O Ministério da Educação, agora comandado por Ricardo Vélez Rodríguez, passa a ter um peso diferenciado, bem mais como órgão regulador do que como instituição responsável pela edificação do pensamento. Nesta semana, por exemplo, Rodríguez deu uma entrevista afirmando que o conceito de universidade para todos "não existe" e que ela deve ser exclusiva para a "elite intelectual". Com isso, fica evidente que o incentivo proposto ao ensino técnico, como defende o presidente, é um retorno à premissa militar de restringir o ensino universitário a uma classe privilegiada.
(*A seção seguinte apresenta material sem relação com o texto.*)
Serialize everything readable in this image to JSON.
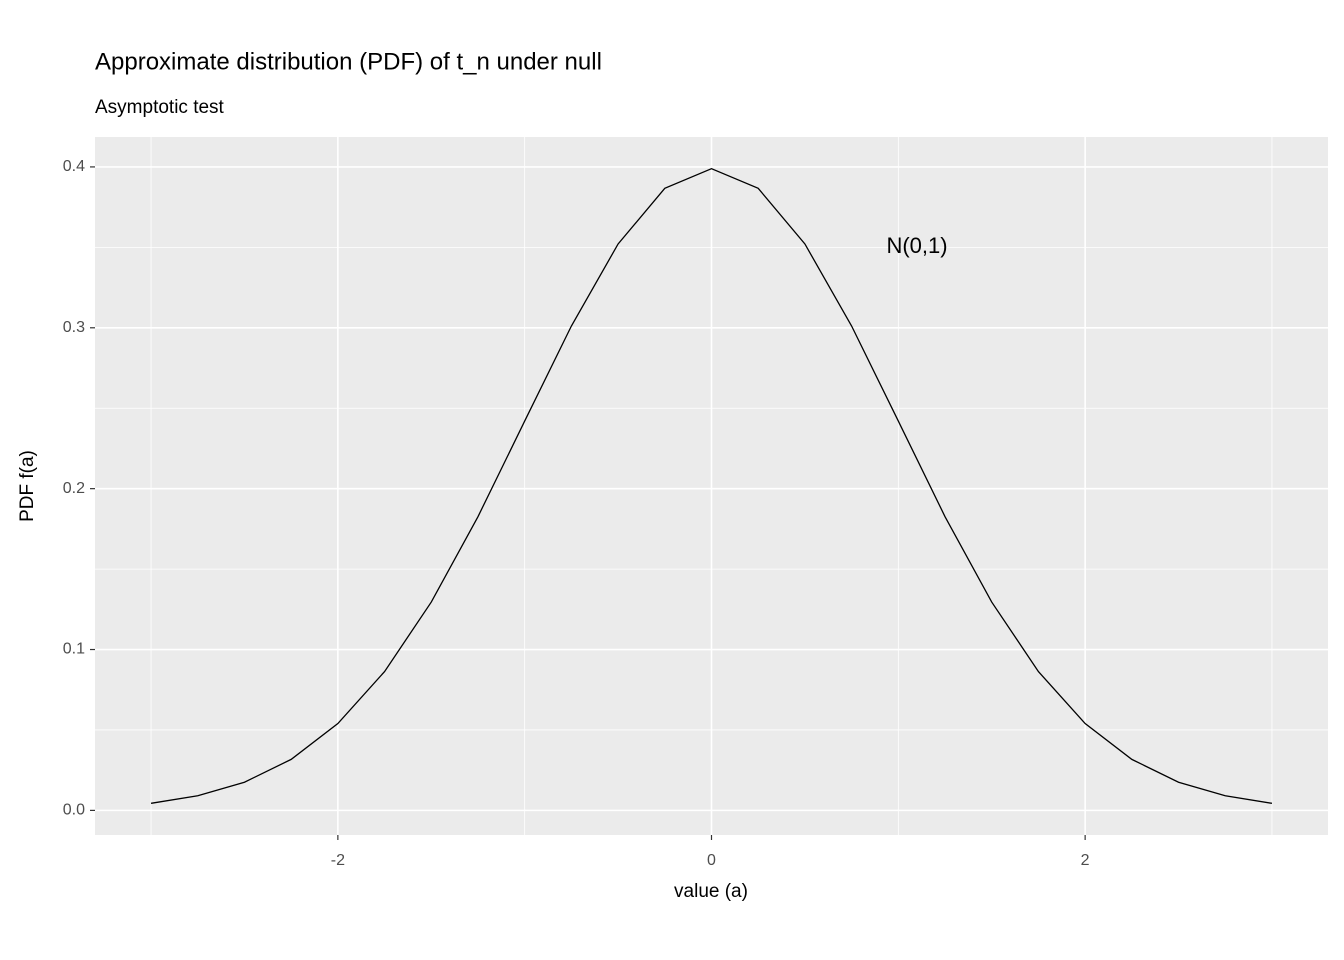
{
  "chart_data": {
    "type": "line",
    "title": "Approximate distribution (PDF) of t_n under null",
    "subtitle": "Asymptotic test",
    "x_label": "value (a)",
    "y_label": "PDF f(a)",
    "x": [
      -3,
      -2.75,
      -2.5,
      -2.25,
      -2,
      -1.75,
      -1.5,
      -1.25,
      -1,
      -0.75,
      -0.5,
      -0.25,
      0,
      0.25,
      0.5,
      0.75,
      1,
      1.25,
      1.5,
      1.75,
      2,
      2.25,
      2.5,
      2.75,
      3
    ],
    "values": [
      0.0044,
      0.0091,
      0.0175,
      0.0317,
      0.054,
      0.0863,
      0.1295,
      0.1826,
      0.242,
      0.3011,
      0.3521,
      0.3867,
      0.3989,
      0.3867,
      0.3521,
      0.3011,
      0.242,
      0.1826,
      0.1295,
      0.0863,
      0.054,
      0.0317,
      0.0175,
      0.0091,
      0.0044
    ],
    "color": "#000000",
    "xlim": [
      -3.3,
      3.3
    ],
    "ylim": [
      -0.0153,
      0.4186
    ],
    "xticks": [
      -2,
      0,
      2
    ],
    "yticks": [
      {
        "value": 0,
        "label": "0.0"
      },
      0.1,
      0.2,
      0.3,
      0.4
    ],
    "x_minor_grid": [
      -3,
      -1,
      1,
      3
    ],
    "y_minor_grid": [
      0.05,
      0.15,
      0.25,
      0.35
    ],
    "grid": true,
    "annotation": {
      "text": "N(0,1)",
      "x": 1.1,
      "y": 0.35
    }
  }
}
Dentro do ministério, porém, existem muitos funcionários de gestões anteriores, que ainda detêm poderes de decisão contrários à essa filosofia reguladora. Como a pasta é formada por diversos departamentos independentes, isso significa divergências à vista. Na volta às aulas, os estudantes terão bem mais assuntos para discutir do que as divertidas aventuras das férias.